The news: If you're a victim of domestic violence in South Carolina, "stand your ground" laws might not apply to you.
The state is one of at least 20 with far-reaching statutes that authorize individuals to use deadly force in self-defense. For instance, the law has provided immunity from prosecution in the killing of an unarmed teenager in Columbia. However, prosecutors are asserting that it doesn't apply in the case of a woman who killed her abusive boyfriend in self-defense.
The context: The case of Whitlee Jones is at the heart of this latest debate in the Palmetto State, where opponents of the statute are using it as a prime example of the law's misguidedness. The facts that almost everyone can agree on are these: In November of 2012, Jones was dragged down the street by her hair and beaten by her boyfriend. Hearing her screams for help, a neighbor called 911. A short while later, Jones was confronted by her boyfriend again and she stabbed him once in self-defense. He died and she was charged with murder.
It took two years after Jones' arrest for the judicial system to conclude that she had the right to kill her attacker under the state's Protection of Persons and Property Act. But prosecutors are now crying foul, claiming the state's "stand your ground" law does not apply to domestic disputes. Assistant Solicitor Culver Kidd explained his office's reasoning to The Post and Courier thusly:
"We believe that applying the statute so that its reach into our homes and personal relationships is inconsistent with (its) wording and intent."
In other words, a woman's right to protect her life is not as important as a man's?
This is not an isolated incident. Victims of domestic violence are being charged with murder across the state — and country. According to the Post, Jones is the first of three women in Charleston to be "charged with murder during the past two years after stabbing a boyfriend or a roommate she said attacked her." And, while occurring in a different state, it's hard not to draw parallels between these incidents and the case of Marissa Alexander, who received 20 years in prison for firing warning shots to ward off her abusive husband.

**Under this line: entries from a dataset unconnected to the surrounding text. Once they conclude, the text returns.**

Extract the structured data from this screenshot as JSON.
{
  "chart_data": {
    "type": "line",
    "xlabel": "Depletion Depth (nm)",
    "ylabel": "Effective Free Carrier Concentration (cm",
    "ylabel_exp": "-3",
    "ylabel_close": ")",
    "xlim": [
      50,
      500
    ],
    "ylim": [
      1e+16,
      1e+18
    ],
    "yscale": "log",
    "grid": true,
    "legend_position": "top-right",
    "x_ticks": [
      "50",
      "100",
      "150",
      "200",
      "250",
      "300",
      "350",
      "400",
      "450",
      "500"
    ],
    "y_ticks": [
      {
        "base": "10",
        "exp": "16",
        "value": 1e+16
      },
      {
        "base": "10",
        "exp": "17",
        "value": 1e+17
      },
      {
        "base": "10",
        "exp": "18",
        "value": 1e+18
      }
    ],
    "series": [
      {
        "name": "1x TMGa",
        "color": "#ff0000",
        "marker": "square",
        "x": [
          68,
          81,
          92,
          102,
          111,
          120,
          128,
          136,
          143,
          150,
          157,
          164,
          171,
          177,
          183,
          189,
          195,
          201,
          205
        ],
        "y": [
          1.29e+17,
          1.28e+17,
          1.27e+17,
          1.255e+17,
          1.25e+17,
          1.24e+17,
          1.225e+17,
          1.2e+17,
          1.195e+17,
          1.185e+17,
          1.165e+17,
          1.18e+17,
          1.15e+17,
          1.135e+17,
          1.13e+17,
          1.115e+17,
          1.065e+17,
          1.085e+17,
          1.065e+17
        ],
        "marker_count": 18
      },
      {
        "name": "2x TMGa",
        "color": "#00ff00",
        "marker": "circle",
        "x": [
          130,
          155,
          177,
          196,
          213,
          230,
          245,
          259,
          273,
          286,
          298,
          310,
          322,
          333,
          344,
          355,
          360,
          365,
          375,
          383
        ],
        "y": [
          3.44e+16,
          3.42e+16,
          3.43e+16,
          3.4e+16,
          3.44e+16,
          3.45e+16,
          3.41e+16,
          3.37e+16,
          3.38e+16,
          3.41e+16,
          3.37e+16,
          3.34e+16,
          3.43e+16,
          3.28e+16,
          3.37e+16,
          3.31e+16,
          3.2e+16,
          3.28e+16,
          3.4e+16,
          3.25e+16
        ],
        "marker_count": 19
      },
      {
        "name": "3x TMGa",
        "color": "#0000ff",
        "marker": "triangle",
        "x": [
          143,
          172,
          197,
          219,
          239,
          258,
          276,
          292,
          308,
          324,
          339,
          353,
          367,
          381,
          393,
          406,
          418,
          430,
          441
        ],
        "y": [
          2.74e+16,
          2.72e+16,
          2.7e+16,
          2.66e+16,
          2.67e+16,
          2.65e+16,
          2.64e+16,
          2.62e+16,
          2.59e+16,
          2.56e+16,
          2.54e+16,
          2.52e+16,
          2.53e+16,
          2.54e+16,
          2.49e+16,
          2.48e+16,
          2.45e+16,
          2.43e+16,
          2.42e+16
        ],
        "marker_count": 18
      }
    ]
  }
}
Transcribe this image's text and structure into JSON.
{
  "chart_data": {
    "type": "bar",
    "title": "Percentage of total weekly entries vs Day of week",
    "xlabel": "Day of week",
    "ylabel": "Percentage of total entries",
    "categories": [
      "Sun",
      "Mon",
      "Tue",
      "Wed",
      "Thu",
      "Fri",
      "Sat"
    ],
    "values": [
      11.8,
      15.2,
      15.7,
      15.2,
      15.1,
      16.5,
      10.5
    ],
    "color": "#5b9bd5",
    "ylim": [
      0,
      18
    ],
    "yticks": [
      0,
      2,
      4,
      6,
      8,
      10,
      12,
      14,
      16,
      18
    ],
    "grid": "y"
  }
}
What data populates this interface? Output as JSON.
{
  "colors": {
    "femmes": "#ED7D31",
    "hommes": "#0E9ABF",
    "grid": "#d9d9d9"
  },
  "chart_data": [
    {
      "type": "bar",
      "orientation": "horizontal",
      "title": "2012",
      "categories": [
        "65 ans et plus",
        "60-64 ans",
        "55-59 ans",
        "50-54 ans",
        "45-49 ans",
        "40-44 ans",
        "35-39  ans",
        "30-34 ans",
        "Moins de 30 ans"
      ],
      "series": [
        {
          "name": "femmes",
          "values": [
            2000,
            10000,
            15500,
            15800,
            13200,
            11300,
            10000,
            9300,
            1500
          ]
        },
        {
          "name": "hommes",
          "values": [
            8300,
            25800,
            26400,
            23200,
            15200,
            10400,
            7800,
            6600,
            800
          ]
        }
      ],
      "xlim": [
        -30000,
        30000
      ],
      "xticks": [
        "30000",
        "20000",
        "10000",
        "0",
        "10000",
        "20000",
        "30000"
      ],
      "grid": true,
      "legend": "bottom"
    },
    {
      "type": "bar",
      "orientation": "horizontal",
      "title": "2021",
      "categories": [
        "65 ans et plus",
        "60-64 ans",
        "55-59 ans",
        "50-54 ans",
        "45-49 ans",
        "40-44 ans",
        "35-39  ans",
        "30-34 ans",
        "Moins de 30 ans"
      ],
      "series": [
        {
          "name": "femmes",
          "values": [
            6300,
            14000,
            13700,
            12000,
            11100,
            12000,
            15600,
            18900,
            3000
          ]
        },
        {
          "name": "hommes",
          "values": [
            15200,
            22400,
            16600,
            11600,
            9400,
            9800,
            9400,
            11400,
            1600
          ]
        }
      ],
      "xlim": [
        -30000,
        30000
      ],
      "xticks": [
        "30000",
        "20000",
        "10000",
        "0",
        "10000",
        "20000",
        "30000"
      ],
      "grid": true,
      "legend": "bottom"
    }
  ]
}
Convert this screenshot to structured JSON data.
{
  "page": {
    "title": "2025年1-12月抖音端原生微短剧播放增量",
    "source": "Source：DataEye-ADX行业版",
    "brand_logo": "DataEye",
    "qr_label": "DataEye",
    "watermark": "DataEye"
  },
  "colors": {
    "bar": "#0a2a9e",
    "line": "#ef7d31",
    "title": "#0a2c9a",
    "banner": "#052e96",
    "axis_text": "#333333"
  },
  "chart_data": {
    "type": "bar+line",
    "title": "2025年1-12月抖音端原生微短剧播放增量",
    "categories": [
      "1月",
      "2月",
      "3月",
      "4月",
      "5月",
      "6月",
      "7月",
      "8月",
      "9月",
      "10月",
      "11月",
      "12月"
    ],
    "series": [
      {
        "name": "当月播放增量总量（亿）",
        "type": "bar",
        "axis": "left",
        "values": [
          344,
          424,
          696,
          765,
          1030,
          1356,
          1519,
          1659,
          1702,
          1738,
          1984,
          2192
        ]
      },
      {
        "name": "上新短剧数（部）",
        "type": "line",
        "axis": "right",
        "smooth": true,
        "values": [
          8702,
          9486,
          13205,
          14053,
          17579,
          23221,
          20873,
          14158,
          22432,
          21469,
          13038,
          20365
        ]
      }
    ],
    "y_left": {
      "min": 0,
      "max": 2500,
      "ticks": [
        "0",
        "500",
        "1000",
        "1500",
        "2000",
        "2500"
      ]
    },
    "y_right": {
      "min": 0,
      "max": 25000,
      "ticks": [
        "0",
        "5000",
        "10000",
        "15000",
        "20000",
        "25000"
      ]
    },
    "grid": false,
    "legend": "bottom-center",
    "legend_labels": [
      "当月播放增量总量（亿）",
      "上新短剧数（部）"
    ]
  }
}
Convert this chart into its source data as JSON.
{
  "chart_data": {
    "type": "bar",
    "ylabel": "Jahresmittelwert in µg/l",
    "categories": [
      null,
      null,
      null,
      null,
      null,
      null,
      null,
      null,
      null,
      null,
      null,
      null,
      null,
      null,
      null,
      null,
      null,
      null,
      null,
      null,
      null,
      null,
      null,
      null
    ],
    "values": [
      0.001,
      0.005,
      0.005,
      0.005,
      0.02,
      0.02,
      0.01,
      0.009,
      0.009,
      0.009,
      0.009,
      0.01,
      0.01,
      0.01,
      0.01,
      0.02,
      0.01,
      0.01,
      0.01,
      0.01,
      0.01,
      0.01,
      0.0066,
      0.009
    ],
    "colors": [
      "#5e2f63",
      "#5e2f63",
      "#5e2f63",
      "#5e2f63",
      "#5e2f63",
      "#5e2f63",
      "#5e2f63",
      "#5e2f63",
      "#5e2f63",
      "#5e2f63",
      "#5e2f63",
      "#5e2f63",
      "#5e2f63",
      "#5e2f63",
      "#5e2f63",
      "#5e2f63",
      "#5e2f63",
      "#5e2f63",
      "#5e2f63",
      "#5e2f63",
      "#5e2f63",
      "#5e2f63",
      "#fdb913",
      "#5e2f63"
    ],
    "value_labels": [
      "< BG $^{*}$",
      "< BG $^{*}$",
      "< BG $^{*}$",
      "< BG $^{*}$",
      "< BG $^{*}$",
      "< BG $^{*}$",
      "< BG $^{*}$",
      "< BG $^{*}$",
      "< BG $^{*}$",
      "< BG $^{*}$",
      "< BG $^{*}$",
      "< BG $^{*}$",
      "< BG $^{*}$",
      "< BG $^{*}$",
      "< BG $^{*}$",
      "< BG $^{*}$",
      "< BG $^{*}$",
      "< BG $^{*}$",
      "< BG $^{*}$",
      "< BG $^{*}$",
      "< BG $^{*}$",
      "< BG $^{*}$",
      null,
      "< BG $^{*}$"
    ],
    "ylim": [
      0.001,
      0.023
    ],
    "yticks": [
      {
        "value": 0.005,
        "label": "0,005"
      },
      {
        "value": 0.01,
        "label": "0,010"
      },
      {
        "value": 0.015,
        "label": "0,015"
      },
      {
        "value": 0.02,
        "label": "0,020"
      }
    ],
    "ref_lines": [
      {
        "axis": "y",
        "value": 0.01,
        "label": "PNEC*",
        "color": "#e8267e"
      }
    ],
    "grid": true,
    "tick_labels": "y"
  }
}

She is slated for a retrial Dec. 1.
The Post's Andrew Knapp posits the problem lies within the wording of South Carolina's statute, which is the basis of the appeal: "It says that people should be expected to fear for their lives if someone is breaking into their home, their car or their business. Most people in those situations can defend themselves. But if people share their home with the target of their force, they don't have that 'presumption' of fear, the law says."
But prosecutors are ignoring the everyday reality of domestic violence victims. Although historically hidden behind closed doors, this type of abuse is endemic, with 1 in 4 women experiencing domestic violence in her lifetime. Many victims of domestic violence do in fact live in fear, and for good reason: Nationally, one-third of female homicide victims are killed by their partners.
When you zero in on South Carolina, the picture becomes even more upsetting. In 2013, the state ranked No. 1 for murders of women by men, more than double the national average. In its seven-part series, Till Death Do Us Part, The Post revealed the ways South Carolina appears reluctant to take domestic violence seriously.
More than 300 women have been shot, stabbed, strangled, beaten, bludgeoned or burned to death by men in South Carolina over the past decade, dying at a rate of one every 12 days, while the state does little to stem the carnage from domestic abuse.
But why? As Mic's Marcie Bianco previously noted: "The state's conservative and religious mores, coupled with its lax laws on domestic violence and guns in particular, contribute to this perfect storm. ... Gendered violence thrives in environments where women are subjugated and encouraged to keep marital matters private. Add to this a conservative ideology that looks down on divorce, and you have a volatile mix. "
For years, South Carolina has fostered a culture of violence against women, failing them legislatively, judicially (as in Whitlee Jones' case) and socially. Despite being the state with the most incidents of domestic violence, the state only funds 13 programs with 17 emergency shelters.
If we're going to reduce domestic violence, we need lawmakers' support. It's myopic to create a law with only one type of victim in mind; George Zimmerman should not be the poster child of a "victim" in America. If we must have "stand your ground" laws, they must be applied evenly and fairly, taking into account people's varying experiences with violence and fear, whether that's on the street or in the home.